Menurut data Conservation International (CI) Indonesia, Teluk Saleh kerap didatangi oleh hiu paus karena bersisian dengan bagan (Liftnet). Ikan hiu paus mencari ikan-ikan kecil seperti teri di sekitar bagan. CI juga mendata bahwa selama periode September 2017 hingga Agustus 2018, jumlah hiu paus teridentifikasi mencapai 49 ekor.
Bentuk wisata di Teluk Saleh ini meliputi pengamatan dari atas kapal, berenang, snorkeling atau menyelam bersama hiu paus. Wisata hiu paus ini penekanannya pada edukasi tentang konservasi biota laut, pada kunikan sosial budaya setempat, termasuk pengembangan ekonomi.
Ada pendampingan masyarakat untuk peningkatan ekonomi dan konservasi, agar berjalan secara kolaboratif dan sinergi.
Apa yang dilakukan terkait hiu paus ini berkaitan dengan implementasi KepMen KP No.18 th 2013 tentang Hiu Paus dilingungi secara penuh sehingga tidak dapat diperdagangkan.
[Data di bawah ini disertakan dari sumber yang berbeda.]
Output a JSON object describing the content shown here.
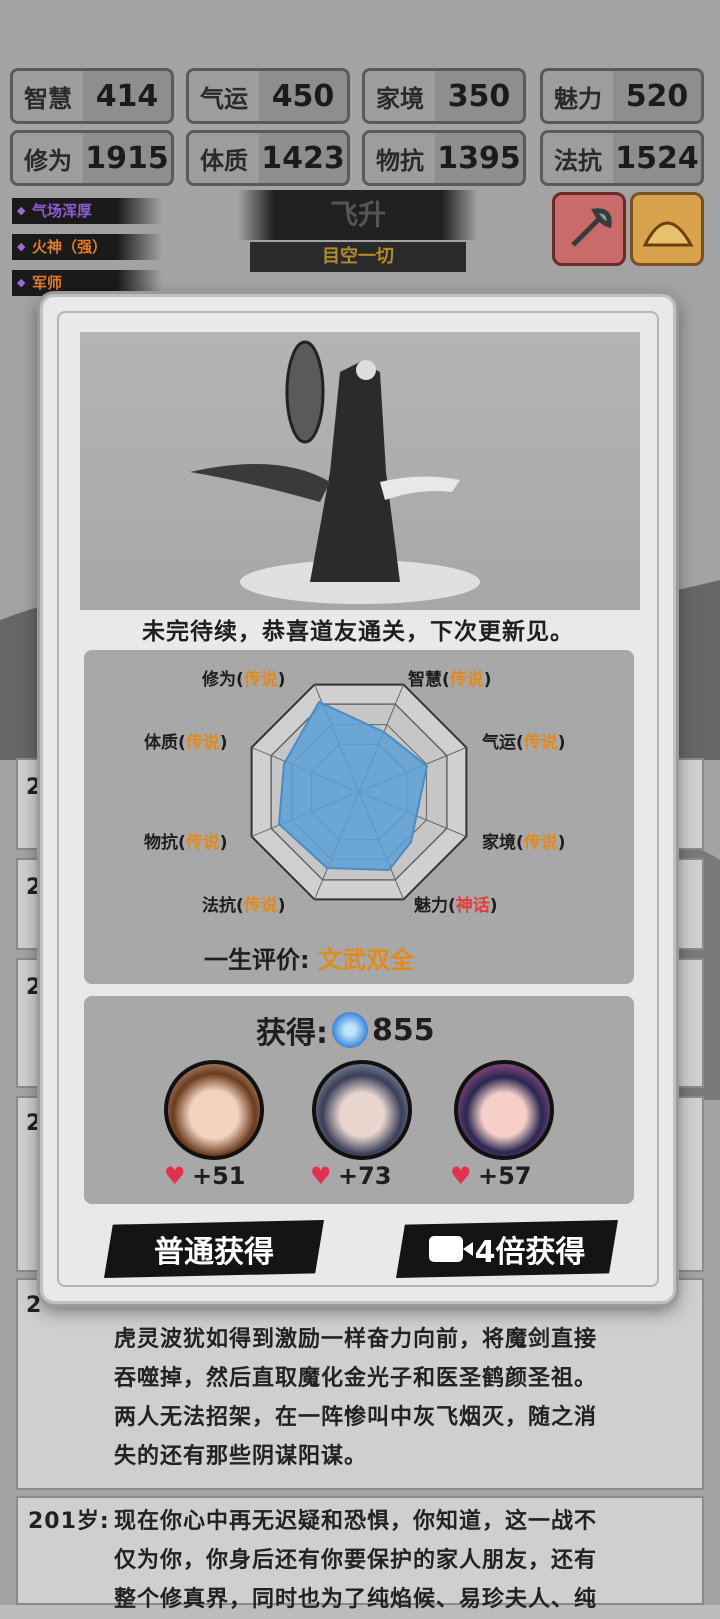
{
  "stats_row1": [
    {
      "label": "智慧",
      "value": "414"
    },
    {
      "label": "气运",
      "value": "450"
    },
    {
      "label": "家境",
      "value": "350"
    },
    {
      "label": "魅力",
      "value": "520"
    }
  ],
  "stats_row2": [
    {
      "label": "修为",
      "value": "1915"
    },
    {
      "label": "体质",
      "value": "1423"
    },
    {
      "label": "物抗",
      "value": "1395"
    },
    {
      "label": "法抗",
      "value": "1524"
    }
  ],
  "traits": [
    "气场浑厚",
    "火神（强）",
    "军师"
  ],
  "trait_colors": [
    "#8b5bd0",
    "#e07a2a",
    "#e07a2a"
  ],
  "title": {
    "main": "飞升",
    "sub": "目空一切"
  },
  "modal": {
    "congrats": "未完待续，恭喜道友通关，下次更新见。",
    "radar_labels": [
      {
        "name": "修为",
        "grade": "传说",
        "type": "g"
      },
      {
        "name": "智慧",
        "grade": "传说",
        "type": "g"
      },
      {
        "name": "气运",
        "grade": "传说",
        "type": "g"
      },
      {
        "name": "家境",
        "grade": "传说",
        "type": "g"
      },
      {
        "name": "魅力",
        "grade": "神话",
        "type": "m"
      },
      {
        "name": "法抗",
        "grade": "传说",
        "type": "g"
      },
      {
        "name": "物抗",
        "grade": "传说",
        "type": "g"
      },
      {
        "name": "体质",
        "grade": "传说",
        "type": "g"
      }
    ],
    "evaluation_label": "一生评价:",
    "evaluation_value": "文武双全",
    "reward_label": "获得:",
    "reward_amount": "855",
    "companions": [
      {
        "name": "companion-1",
        "affection": "+51"
      },
      {
        "name": "companion-2",
        "affection": "+73"
      },
      {
        "name": "companion-3",
        "affection": "+57"
      }
    ],
    "btn_normal": "普通获得",
    "btn_4x": "4倍获得"
  },
  "log_entries": {
    "entry1_lines": [
      "虎灵波犹如得到激励一样奋力向前，将魔剑直接",
      "吞噬掉，然后直取魔化金光子和医圣鹤颜圣祖。",
      "两人无法招架，在一阵惨叫中灰飞烟灭，随之消",
      "失的还有那些阴谋阳谋。"
    ],
    "entry2_age": "201岁:",
    "entry2_lines": [
      "现在你心中再无迟疑和恐惧，你知道，这一战不",
      "仅为你，你身后还有你要保护的家人朋友，还有",
      "整个修真界，同时也为了纯焰候、易珍夫人、纯"
    ],
    "age_prefixes": [
      "2",
      "2",
      "2",
      "2",
      "2"
    ]
  },
  "colors": {
    "legend": "#e28a1a",
    "myth": "#e43b3b",
    "radar_fill": "#5aa0d6"
  }
}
“Kebijakan Pemerintah kita melalui Kepmen KP menyebut bahwa hiu paus dilindungi penuh. Telah ada RAN perlindungan hiu dan pari 2016-2020 dan saat ini telah disususn untuk Rencana Aksi Nasional Hiu Paus 2021-2025,” jelas Lita.
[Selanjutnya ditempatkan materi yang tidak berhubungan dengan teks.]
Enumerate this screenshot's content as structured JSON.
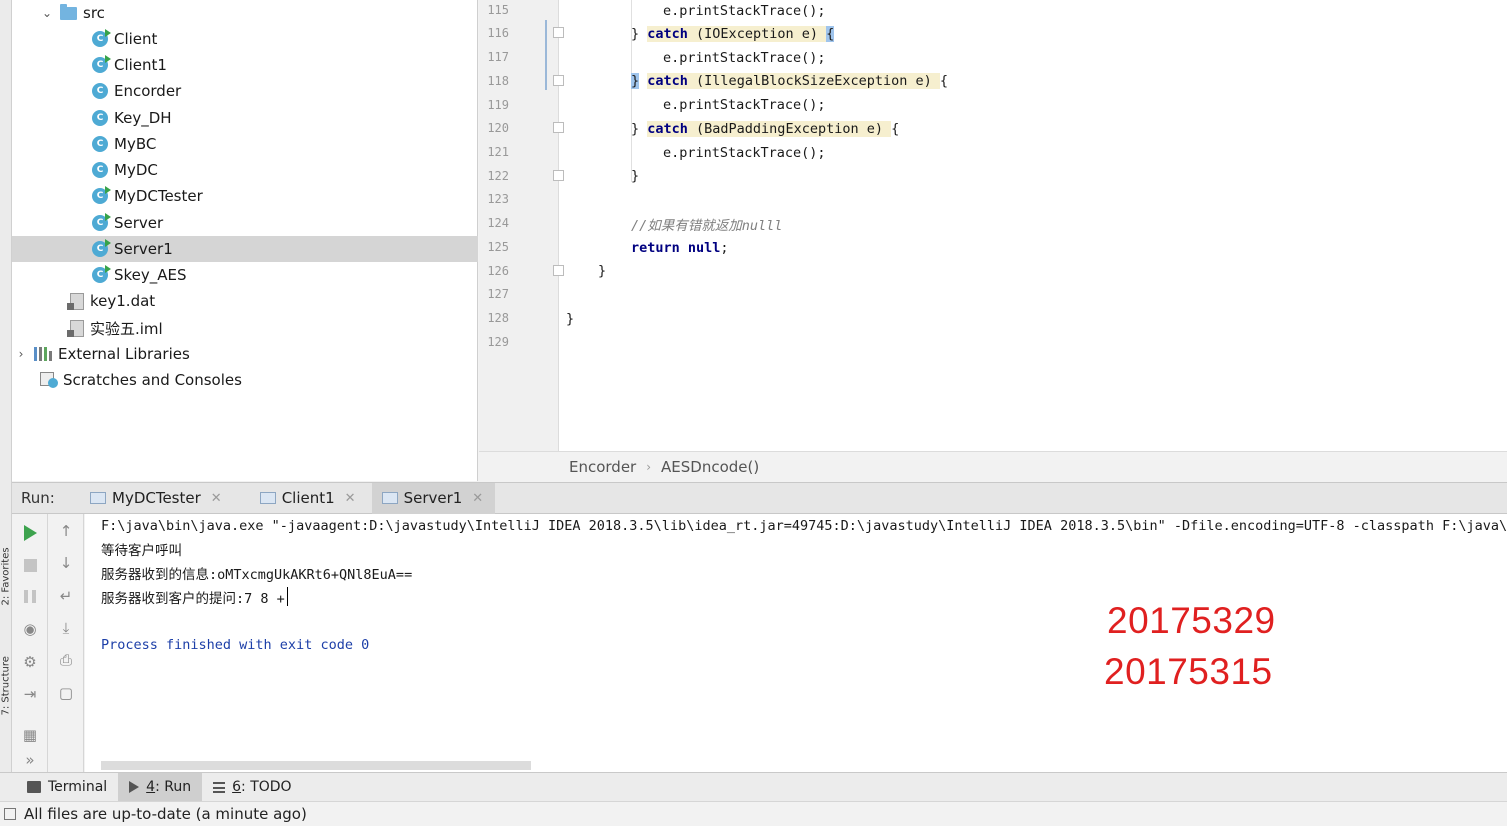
{
  "side_tabs": {
    "favorites": "2: Favorites",
    "structure": "7: Structure"
  },
  "project_tree": {
    "items": [
      {
        "label": "src",
        "kind": "folder",
        "expanded": true
      },
      {
        "label": "Client",
        "kind": "class-runnable"
      },
      {
        "label": "Client1",
        "kind": "class-runnable"
      },
      {
        "label": "Encorder",
        "kind": "class"
      },
      {
        "label": "Key_DH",
        "kind": "class"
      },
      {
        "label": "MyBC",
        "kind": "class"
      },
      {
        "label": "MyDC",
        "kind": "class"
      },
      {
        "label": "MyDCTester",
        "kind": "class-runnable"
      },
      {
        "label": "Server",
        "kind": "class-runnable"
      },
      {
        "label": "Server1",
        "kind": "class-runnable",
        "selected": true
      },
      {
        "label": "Skey_AES",
        "kind": "class-runnable"
      },
      {
        "label": "key1.dat",
        "kind": "file"
      },
      {
        "label": "实验五.iml",
        "kind": "file"
      },
      {
        "label": "External Libraries",
        "kind": "library"
      },
      {
        "label": "Scratches and Consoles",
        "kind": "scratch"
      }
    ]
  },
  "editor": {
    "line_numbers": [
      "115",
      "116",
      "117",
      "118",
      "119",
      "120",
      "121",
      "122",
      "123",
      "124",
      "125",
      "126",
      "127",
      "128",
      "129"
    ],
    "lines": {
      "l115": "e.printStackTrace();",
      "l116_brace": "}",
      "l116_kw": "catch",
      "l116_rest": " (IOException e) ",
      "l116_open": "{",
      "l117": "e.printStackTrace();",
      "l118_brace": "}",
      "l118_kw": "catch",
      "l118_rest": " (IllegalBlockSizeException e) ",
      "l118_open": "{",
      "l119": "e.printStackTrace();",
      "l120_brace": "} ",
      "l120_kw": "catch",
      "l120_rest": " (BadPaddingException e) ",
      "l120_open": "{",
      "l121": "e.printStackTrace();",
      "l122": "}",
      "l124": "//如果有错就返加nulll",
      "l125_kw": "return null",
      "l125_rest": ";",
      "l126": "}",
      "l128": "}"
    },
    "breadcrumb": {
      "class": "Encorder",
      "method": "AESDncode()"
    }
  },
  "run_panel": {
    "title": "Run:",
    "tabs": [
      {
        "label": "MyDCTester",
        "active": false
      },
      {
        "label": "Client1",
        "active": false
      },
      {
        "label": "Server1",
        "active": true
      }
    ],
    "console": {
      "command": "F:\\java\\bin\\java.exe \"-javaagent:D:\\javastudy\\IntelliJ IDEA 2018.3.5\\lib\\idea_rt.jar=49745:D:\\javastudy\\IntelliJ IDEA 2018.3.5\\bin\" -Dfile.encoding=UTF-8 -classpath F:\\java\\jre",
      "line1": "等待客户呼叫",
      "line2": "服务器收到的信息:oMTxcmgUkAKRt6+QNl8EuA==",
      "line3": "服务器收到客户的提问:7 8 +",
      "line4": "Process finished with exit code 0"
    },
    "annotations": [
      "20175329",
      "20175315"
    ]
  },
  "tool_window_bar": {
    "terminal": "Terminal",
    "run_num": "4",
    "run_rest": ": Run",
    "todo_num": "6",
    "todo_rest": ": TODO"
  },
  "status_bar": {
    "message": "All files are up-to-date (a minute ago)"
  },
  "colors": {
    "annotation_red": "#e02020",
    "keyword": "#000080",
    "selected_row": "#d5d5d5"
  }
}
“Sedang disusun SKKNI untuk pemanfaatan hiu dan pari, dan lain-lain di itngkat daerah terkait pengelolaan perlindungan dan pemanfaaatan berkelanjutan,” tambahnya.
Harus berjangka panjang
Kemunculan Hiu Paus di Teluk Saleh berasosiasi dengan kegiatan perikanan bagan, dimana di perairan ini terdapat sekitar 100 bagan yang beroperasi, 80 berasal dari 1 desa, Desa Labuhan Jambu.
Jumlah hiu paus yang telah terdidentifikasi 94 ekor, ada 11 betina, 83 jantan dengan 16 tagging satelit. Hasil taggingnya, hiu paus di Teluk Saleh adalah hiu paus rumahan karena menghabiskan waktu sepanjang tahun di teluk dengan 3 ekor keluar untuk beberapa minggu/bulan ke Laut Aru, Sawu, dan Australia Bagian Barat.
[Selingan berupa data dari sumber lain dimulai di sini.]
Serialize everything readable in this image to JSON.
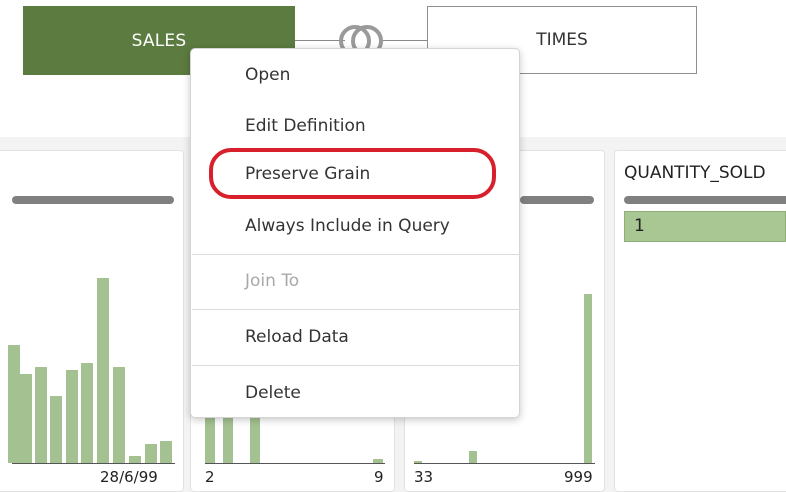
{
  "entities": {
    "sales": {
      "label": "SALES",
      "color": "#5b7b40"
    },
    "times": {
      "label": "TIMES"
    },
    "join_icon": "venn-join-icon"
  },
  "columns": [
    {
      "axis_min": "",
      "axis_max": "28/6/99",
      "histogram": [
        0.32,
        0.24,
        0.26,
        0.18,
        0.25,
        0.27,
        0.5,
        0.26,
        0.02,
        0.05,
        0.06
      ]
    },
    {
      "axis_min": "2",
      "axis_max": "9",
      "histogram": [
        0.3,
        0.3,
        0.13,
        0.01
      ]
    },
    {
      "axis_min": "33",
      "axis_max": "999",
      "histogram": [
        0.01,
        0.07,
        0.98
      ]
    },
    {
      "name": "QUANTITY_SOLD",
      "value": "1"
    }
  ],
  "context_menu": {
    "items": [
      {
        "label": "Open",
        "enabled": true
      },
      {
        "label": "Edit Definition",
        "enabled": true
      },
      {
        "label": "Preserve Grain",
        "enabled": true,
        "highlighted": true
      },
      {
        "label": "Always Include in Query",
        "enabled": true
      },
      {
        "label": "Join To",
        "enabled": false
      },
      {
        "label": "Reload Data",
        "enabled": true
      },
      {
        "label": "Delete",
        "enabled": true
      }
    ],
    "highlight_color": "#d7202b"
  },
  "colors": {
    "bar": "#a3c191",
    "value_cell": "#a9c793"
  }
}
Terkait Labuan Jambu, desa ini merupakan desa nelayan yang terletak di Kecamatan Tarano, Kabupaten Sumbawa, Provinsi Nusa Tenggara Barat, Indonesia. Desa ini terdiri dari 5 dusun dengan 3332 orang dari etnis Bugis dan Sumbawa.
Bumdes Labuan Jambu adalah Komite Manajemen Wisata Hiu Paus yang bertanggung jawab untuk mengelola wisata hiu paus serta dapat menjadi contoh bagaimana desa-desa lain yang punya potensi serupa untuk berbenah.
Bukan hanya hiu paus tetapi spesies lain yang menjadi ciri khas desa, bisa kerang raksasa, dugong, dan lain sebagainya. Melestarikan spesies dan pada saat yang sama dinikmati sebagai destinasi wisata.
Terkait itu semua, Dr Lita Hutapea mengingatkan perlunya kerjasama dan perencanaan yang bagus, akomodatif dan berbasis lingkungan terkait atraksi atau motif wisata di balik kehadiran hiu paus di pantai-pantai Nusantara.
“Mereka harus memastikan manfaat pariwisata diberikan kepada masyarakat lokal dan konservasi hiu paus. Bukan hanya untuk saat ini tetapi demi demi masa depan ekosistem kawasan,” tutup Lita.